1. ## Indices question!

Given that $\displaystyle 10^{2n} \times 5^{4-3n} = 2^x \times 5^y$, express y in terms of n.

Answer: $\displaystyle x = 2n$, $\displaystyle y = 4 - n$
I don't know how to begin, how do I get two answers from one given expression? Sorry if I sound dumb but any help will be greatly appreciated! Thanks in advance.

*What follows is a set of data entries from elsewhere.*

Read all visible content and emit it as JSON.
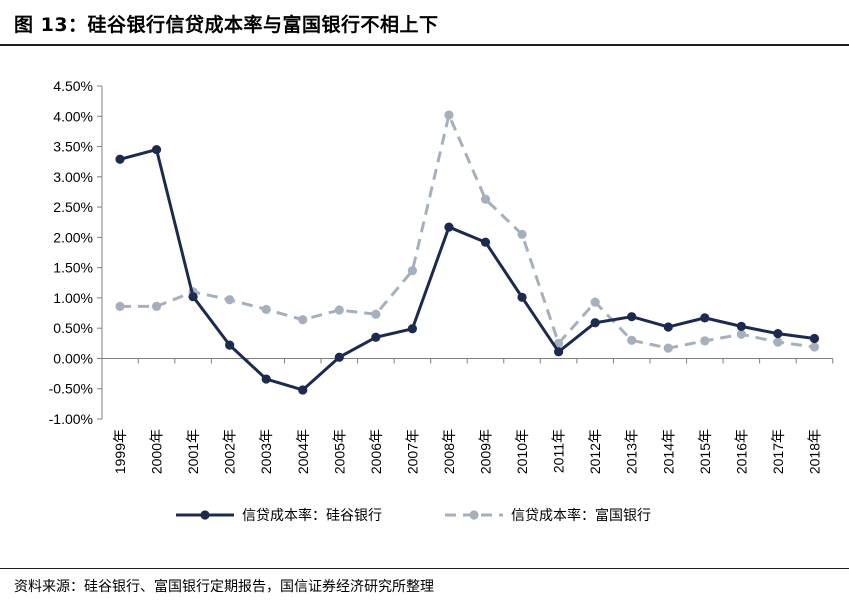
{
  "title": "图 13：硅谷银行信贷成本率与富国银行不相上下",
  "source": "资料来源：硅谷银行、富国银行定期报告，国信证券经济研究所整理",
  "chart_data": {
    "type": "line",
    "categories": [
      "1999年",
      "2000年",
      "2001年",
      "2002年",
      "2003年",
      "2004年",
      "2005年",
      "2006年",
      "2007年",
      "2008年",
      "2009年",
      "2010年",
      "2011年",
      "2012年",
      "2013年",
      "2014年",
      "2015年",
      "2016年",
      "2017年",
      "2018年"
    ],
    "series": [
      {
        "name": "信贷成本率：硅谷银行",
        "color": "#1b2a4e",
        "style": "solid",
        "values": [
          3.29,
          3.45,
          1.02,
          0.22,
          -0.34,
          -0.52,
          0.02,
          0.35,
          0.49,
          2.17,
          1.92,
          1.01,
          0.11,
          0.59,
          0.69,
          0.52,
          0.67,
          0.53,
          0.41,
          0.33
        ]
      },
      {
        "name": "信贷成本率：富国银行",
        "color": "#a6b0bd",
        "style": "dashed",
        "values": [
          0.86,
          0.86,
          1.1,
          0.97,
          0.81,
          0.64,
          0.8,
          0.73,
          1.45,
          4.02,
          2.63,
          2.05,
          0.25,
          0.93,
          0.3,
          0.17,
          0.29,
          0.4,
          0.27,
          0.19
        ]
      }
    ],
    "y_ticks": [
      "4.50%",
      "4.00%",
      "3.50%",
      "3.00%",
      "2.50%",
      "2.00%",
      "1.50%",
      "1.00%",
      "0.50%",
      "0.00%",
      "-0.50%",
      "-1.00%"
    ],
    "ylim": [
      -1.0,
      4.5
    ],
    "grid": false,
    "legend_position": "bottom-center"
  }
}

2. $\displaystyle 10^{2n} \cdot 5^{4-3n} = 2^x \cdot 5^y$

$\displaystyle (2 \cdot 5)^{2n} \cdot 5^{4-3n} = 2^x \cdot 5^y$

$\displaystyle 2^{2n} \cdot 5^{2n} \cdot 5^{4-3n} = 2^x \cdot 5^y$

$\displaystyle 2^{2n} \cdot 5^{4-n} = 2^x \cdot 5^y$

finish up by equating exponents

3. Oh thank you very much skeeter! I haven't really done this sort of sum for a while so I completely forgot about that. Oops.

4. Note that is m and n could be any numbers, there would be an infinite number of solutions. This problem is assuming that m and n are positive integers.

5. Hi im stuck on a question, anyone can help?
simplify
9^-1/2 x 8^2/3

6. (Removed as author of post #5 started a new thread.)